|
|
|
|
|
by stragies
1983 days ago
|
|
Component by component, it would look like. And it makes sense to replace components with tried and tested open-source solutions to reduce internal maintenance burden for components with low visibility/profitability. When was the last you heard somebody say: "I bought windows (server) because of the print subsystem"? I could see them adopting CUPS, for example. That way in 10 years they can stop maintaining theirs when current versions EOL. But for "intimate areas" that may take time, or may never happen. Or they move into the hardware. So I remain skeptical wrt a 100% auditable (modern) tech-stack. In the case of the browser-engine I wish though, that they had not picked webkit. What were the reasons against Gecko? Not "embedable" enough? |
|
The print subsystem is one of the backwards compatibility limits on redesigning parts of the classic control panel - I'm fairly sure Raymond Chen has written about it - because so many print drivers depend on the way it works to hack in pages and popup dialogs for specialist configurations for their printers.

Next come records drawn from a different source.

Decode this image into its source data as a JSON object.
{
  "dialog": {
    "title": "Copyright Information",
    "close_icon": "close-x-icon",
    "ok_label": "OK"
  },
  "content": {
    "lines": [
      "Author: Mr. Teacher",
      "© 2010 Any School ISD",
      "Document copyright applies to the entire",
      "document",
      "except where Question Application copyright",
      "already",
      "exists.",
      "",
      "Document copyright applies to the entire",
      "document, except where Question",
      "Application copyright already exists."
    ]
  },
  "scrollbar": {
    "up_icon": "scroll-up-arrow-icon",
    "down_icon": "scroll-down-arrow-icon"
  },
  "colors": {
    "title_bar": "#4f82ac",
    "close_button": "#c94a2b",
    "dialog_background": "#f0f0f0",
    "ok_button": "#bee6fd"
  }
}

It also integrates decently with Windows' granular permissions, file and printer sharing on networks, logging, has tons of specialist printers like label printers, receipt printers, etc and is used by a ton of 3rd party management and configuration tools. I would be hugely surprised if it's unsupported in 2031.
> "*"I bought windows (server) because of the print subsystem"?"
When was the last you heard somebody say: "I would buy Windows server, if it had CUPS printing support in it"?